3. Forward Guidance and Outlook

• The company is preparing for a potential launch of lanifibranor, with ongoing regulatory and commercial readiness efforts.
• The management expressed confidence in the market opportunity for lanifibranor, particularly in the underdiagnosed MASH population, which has seen a 25% increase in diagnosed cases compared to 2024.
• The company aims to replicate an 18% fibrosis improvement observed in Phase II trials, which they believe would position lanifibranor competitively in the market.

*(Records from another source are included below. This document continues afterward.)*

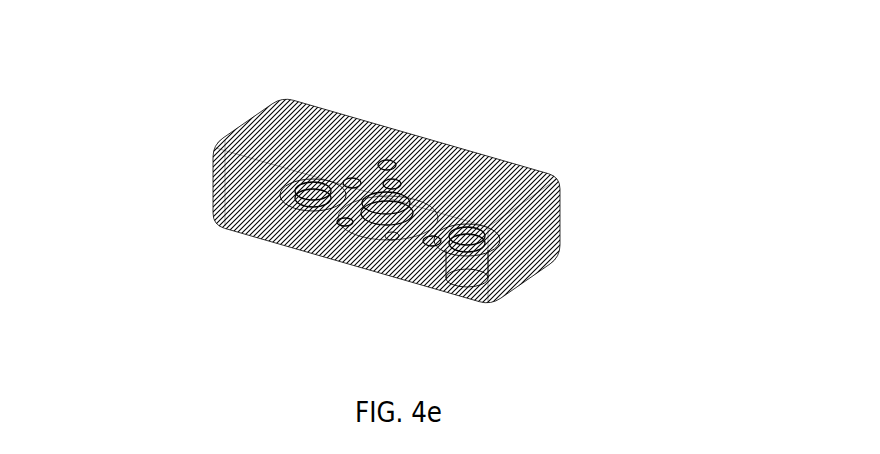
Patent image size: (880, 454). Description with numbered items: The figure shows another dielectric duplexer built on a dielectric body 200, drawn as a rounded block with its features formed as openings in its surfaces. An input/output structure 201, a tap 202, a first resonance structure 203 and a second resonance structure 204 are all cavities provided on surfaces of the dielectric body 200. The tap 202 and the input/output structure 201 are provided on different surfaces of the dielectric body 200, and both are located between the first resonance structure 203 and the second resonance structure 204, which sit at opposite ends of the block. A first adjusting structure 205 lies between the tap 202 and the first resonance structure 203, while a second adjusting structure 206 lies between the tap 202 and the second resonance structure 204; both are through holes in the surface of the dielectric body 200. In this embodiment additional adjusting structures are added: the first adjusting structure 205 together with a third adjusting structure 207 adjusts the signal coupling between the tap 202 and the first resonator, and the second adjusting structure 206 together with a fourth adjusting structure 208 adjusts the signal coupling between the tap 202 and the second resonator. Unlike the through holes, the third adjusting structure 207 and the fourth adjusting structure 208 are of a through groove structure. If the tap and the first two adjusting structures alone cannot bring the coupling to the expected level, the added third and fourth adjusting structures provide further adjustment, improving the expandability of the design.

The dielectric body 200 is at (302, 142).
The input/output structure 201 is at (390, 183).
The tap 202 is at (390, 235).
The first resonance structure 203 is at (302, 205).
The second resonance structure 204 is at (473, 260).
The first adjusting structure 205 is at (353, 242).
The second adjusting structure 206 is at (410, 168).
The third adjusting structure 207 is at (343, 220).
The fourth adjusting structure 208 is at (435, 242).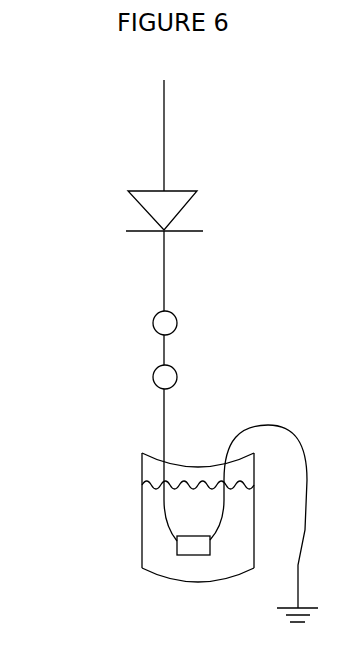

4. Bad News, Challenges, or Points of Concern

• The timeline for the top-line readout from the NATiV3 trial has been pushed to Q4 2026, indicating a longer wait for potential approval.
• There are concerns regarding the dropout rates in the trial, although management confirmed they remain below the 30% threshold required for financing covenants.
• Competitive pressures from other companies, such as Madrigal, were acknowledged, particularly as they continue to see strong market uptake in the U.S.
• The company is aware of the challenges in ensuring the safety profile of lanifibranor, particularly regarding weight gain and fluid retention associated with PPAR gamma agonists.

5. Notable Q&A Insights

• Management confirmed that the dropout rate in the NATiV3 trial is well within acceptable limits, maintaining confidence in trial power.
• Discussions highlighted the potential for weight gain associated with lanifibranor, with expectations that it may plateau and could be mitigated by concurrent diabetes treatments like GLP-1 inhibitors.
• The exploratory cohort of F4 patients in NATiV3 aims to assess safety and potential biological activity, which will inform future outcome-driven trials.
• Management indicated that while they are not actively pushing for increased diagnosis of MASH initially, they are aware of the growing awareness and diagnosis rates in the market.
• The regulatory pathway for accelerated approval was clarified, emphasizing that a trial must be underway at the time of filing for conditional approval.

Overall, Inventiva is strategically positioned with a strong cash position and focused efforts on lanifibranor, but faces challenges related to trial timelines and competitive pressures in the MASH treatment landscape.